Image Vehicle Classification
Ankit Kumar Singh
Citation : Ankit Kumar Singh, Image Vehicle Classification International Journal of Innovative Research in Electronics and Communications 2014, 1(7) : 9-17
Object detection means finding the location of the object and recognizing what it is. The techniques used for the object detection are feature matching algorithm, pattern comparison and boundary detection. The feature matching algorithm is used to find the best matching object in the knowledge base and to implement the reconstruction of the object recognized. Our object detection is to detect the license plate detection of the car. To detect the license plate of
a car first pre-process the image. The commonly license plate locating algorithms include line detection method, neural networks method, fuzzy logic vehicle license plate locating method. "Connected component analysis" is very easy technique than these techniques.

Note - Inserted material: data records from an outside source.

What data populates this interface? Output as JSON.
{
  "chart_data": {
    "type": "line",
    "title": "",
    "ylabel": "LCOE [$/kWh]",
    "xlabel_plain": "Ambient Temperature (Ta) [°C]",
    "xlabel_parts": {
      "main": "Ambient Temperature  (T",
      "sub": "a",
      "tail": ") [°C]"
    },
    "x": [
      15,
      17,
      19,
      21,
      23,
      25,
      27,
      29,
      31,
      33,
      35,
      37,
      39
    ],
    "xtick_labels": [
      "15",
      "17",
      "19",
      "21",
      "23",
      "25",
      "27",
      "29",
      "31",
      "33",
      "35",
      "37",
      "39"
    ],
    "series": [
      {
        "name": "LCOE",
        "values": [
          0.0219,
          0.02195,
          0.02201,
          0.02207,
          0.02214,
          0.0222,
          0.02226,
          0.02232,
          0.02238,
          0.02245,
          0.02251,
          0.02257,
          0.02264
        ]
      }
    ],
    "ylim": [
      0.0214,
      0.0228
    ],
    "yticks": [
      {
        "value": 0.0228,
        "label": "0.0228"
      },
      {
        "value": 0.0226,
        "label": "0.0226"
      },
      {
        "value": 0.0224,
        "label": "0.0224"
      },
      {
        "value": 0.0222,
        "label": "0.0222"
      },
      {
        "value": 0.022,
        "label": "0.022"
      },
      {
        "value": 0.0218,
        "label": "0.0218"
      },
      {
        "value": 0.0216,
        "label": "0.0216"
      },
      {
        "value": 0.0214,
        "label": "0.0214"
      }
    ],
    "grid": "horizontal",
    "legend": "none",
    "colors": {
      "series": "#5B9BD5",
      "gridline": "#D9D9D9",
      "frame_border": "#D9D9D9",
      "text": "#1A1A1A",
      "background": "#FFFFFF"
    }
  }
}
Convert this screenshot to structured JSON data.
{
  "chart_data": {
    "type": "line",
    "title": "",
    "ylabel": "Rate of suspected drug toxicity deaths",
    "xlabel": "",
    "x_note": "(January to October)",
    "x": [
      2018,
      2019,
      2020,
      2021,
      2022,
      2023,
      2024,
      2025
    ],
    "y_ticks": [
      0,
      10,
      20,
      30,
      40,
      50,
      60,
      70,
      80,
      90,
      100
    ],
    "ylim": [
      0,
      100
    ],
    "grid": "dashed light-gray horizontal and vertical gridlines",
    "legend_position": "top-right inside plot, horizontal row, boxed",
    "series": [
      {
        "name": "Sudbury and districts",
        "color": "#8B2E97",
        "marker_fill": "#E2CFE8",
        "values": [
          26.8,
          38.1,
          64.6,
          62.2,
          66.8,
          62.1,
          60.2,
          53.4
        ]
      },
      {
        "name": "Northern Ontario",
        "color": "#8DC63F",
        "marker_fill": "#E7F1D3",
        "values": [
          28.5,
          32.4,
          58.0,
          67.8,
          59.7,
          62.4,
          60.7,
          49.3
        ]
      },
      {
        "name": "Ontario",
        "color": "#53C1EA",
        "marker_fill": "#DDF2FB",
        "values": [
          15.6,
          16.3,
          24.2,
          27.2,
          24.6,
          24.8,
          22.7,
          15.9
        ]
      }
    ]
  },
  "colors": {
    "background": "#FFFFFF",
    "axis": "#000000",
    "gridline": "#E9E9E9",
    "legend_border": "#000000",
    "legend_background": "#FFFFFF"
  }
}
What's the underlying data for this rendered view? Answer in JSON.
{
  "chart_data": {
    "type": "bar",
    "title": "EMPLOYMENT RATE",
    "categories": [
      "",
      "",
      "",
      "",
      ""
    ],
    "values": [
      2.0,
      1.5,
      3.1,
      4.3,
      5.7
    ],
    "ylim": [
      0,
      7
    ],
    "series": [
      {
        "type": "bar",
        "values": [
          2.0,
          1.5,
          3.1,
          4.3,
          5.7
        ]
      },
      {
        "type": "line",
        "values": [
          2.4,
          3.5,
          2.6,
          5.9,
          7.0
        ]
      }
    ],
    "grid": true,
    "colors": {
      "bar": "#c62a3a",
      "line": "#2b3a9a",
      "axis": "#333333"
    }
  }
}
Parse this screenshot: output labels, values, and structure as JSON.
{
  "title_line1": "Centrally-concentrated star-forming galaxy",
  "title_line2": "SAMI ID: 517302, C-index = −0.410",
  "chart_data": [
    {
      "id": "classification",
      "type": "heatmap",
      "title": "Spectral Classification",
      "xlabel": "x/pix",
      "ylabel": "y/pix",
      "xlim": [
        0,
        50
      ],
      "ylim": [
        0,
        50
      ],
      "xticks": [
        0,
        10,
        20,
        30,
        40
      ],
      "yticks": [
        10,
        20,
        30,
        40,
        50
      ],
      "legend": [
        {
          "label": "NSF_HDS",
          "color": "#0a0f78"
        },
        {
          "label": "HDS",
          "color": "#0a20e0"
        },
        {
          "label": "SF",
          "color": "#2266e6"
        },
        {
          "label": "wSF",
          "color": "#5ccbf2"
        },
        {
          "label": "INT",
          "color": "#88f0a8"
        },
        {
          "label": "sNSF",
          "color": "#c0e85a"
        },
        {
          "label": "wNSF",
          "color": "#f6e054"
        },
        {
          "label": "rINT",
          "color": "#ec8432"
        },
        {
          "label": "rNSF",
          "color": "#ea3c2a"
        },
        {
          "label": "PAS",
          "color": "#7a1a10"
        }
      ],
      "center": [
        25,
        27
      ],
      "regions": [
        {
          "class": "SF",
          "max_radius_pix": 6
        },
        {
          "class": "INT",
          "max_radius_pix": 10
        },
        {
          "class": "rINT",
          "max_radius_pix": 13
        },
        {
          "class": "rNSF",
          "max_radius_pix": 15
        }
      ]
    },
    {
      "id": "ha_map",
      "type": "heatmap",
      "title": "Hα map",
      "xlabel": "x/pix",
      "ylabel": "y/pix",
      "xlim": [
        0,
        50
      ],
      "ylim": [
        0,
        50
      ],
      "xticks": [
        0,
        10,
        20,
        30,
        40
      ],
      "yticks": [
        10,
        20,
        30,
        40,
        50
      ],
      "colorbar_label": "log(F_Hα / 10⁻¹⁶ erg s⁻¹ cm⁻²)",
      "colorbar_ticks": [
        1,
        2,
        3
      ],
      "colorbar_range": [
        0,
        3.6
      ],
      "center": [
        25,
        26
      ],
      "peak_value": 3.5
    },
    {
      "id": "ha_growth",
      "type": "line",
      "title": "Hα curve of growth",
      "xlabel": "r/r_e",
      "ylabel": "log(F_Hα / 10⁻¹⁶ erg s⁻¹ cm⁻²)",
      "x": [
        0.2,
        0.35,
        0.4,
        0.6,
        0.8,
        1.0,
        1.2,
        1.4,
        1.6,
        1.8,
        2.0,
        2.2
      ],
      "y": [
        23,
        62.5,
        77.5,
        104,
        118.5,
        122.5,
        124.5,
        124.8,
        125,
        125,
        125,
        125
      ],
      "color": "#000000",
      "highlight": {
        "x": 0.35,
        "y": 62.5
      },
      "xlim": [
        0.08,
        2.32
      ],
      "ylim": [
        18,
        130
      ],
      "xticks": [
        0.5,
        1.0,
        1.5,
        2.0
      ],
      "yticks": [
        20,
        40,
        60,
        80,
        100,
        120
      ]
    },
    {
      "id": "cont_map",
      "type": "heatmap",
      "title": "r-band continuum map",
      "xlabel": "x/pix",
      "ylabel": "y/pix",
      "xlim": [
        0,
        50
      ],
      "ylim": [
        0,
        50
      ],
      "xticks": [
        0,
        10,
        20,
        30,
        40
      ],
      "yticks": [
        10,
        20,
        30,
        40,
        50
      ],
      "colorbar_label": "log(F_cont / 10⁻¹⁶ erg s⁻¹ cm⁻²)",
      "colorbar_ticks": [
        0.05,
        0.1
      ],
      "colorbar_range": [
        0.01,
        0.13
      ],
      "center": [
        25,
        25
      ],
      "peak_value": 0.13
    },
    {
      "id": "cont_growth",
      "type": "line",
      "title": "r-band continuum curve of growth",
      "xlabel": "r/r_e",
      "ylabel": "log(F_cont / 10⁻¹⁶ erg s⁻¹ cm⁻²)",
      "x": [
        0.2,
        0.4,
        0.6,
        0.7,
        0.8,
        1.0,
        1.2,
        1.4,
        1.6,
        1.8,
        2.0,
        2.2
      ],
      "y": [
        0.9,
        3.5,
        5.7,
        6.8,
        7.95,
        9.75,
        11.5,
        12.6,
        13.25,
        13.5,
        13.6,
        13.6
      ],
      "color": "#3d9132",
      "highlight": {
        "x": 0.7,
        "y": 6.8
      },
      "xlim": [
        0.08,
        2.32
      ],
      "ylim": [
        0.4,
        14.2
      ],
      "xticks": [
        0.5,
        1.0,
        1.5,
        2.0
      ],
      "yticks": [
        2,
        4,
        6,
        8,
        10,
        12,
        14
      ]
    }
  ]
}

In the pretreatment process we first crop the image. After this we convert the color image to gray level image. After converting into gray level that image is filtered using three different types of filters. They are Average, Median, Weiner filters. After deciding the good filter we will apply the segmentation process using edge detection. After finding the edges we will give the numbers to each connected component and store all the connected components in a matrix called labeling matrix. Extract the required connected
component using the labeling matrix and store that in an image. Compare this template with our database using template matching technique.
Template matching technique uses the correlation procedure. We will find the correlation coefficient between the two templates. Depending upon the correlation coefficient we will find that how much the two templates are similar to each other.